金沢家裁によると、成年後見制度が始まった2000年に許可した後見開始数は95件だったが、10年には426件と増加。高齢化や本人の財産を使わないと養えない親族が増えたことが要因と見られている。
一方で、着服も判明。最高裁が10年6月~昨年3月間で全国で確認した着服は184件で、被害総額は18億円にのぼった。うち金沢家裁の管内でも3件見つかったことが、同家裁への取材で明らかになった。

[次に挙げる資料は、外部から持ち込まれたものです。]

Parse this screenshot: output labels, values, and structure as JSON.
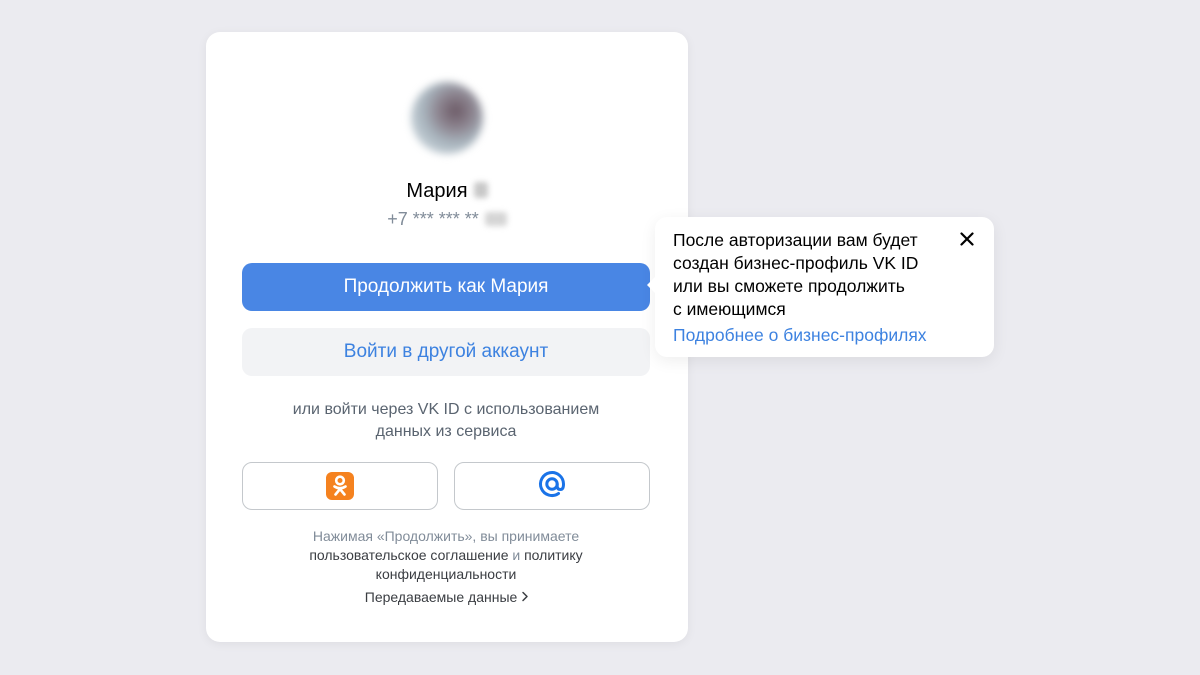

背景には、後見人が家裁の許可無く本人の財産を引き出せる仕組みのため、流用を未然に防げない制度上の問題がある。
最高裁は2月から、信託銀行を利用し、財産を管理する「後見制度支援信託」を始める予定。本人の生活費を除く一定額の資産を信託銀行に預け、引き出す際は、家裁の審査・許可が必要となる。金沢家裁では、今月から弁護士や司法書士などの専門家への説明会を始め、準備が整い次第、「後見制度の選択肢の一つとして利用者に提示する」としている。
後見制度の相談を受け付ける「県社会福祉士会ぱあとなあ石川」は「支援信託は強制的でない上、信託できるほどの多くの財産がある人しか利用できないのではないか。弁護士や市民など第三者後見人を増やしていくべきだ」と話している。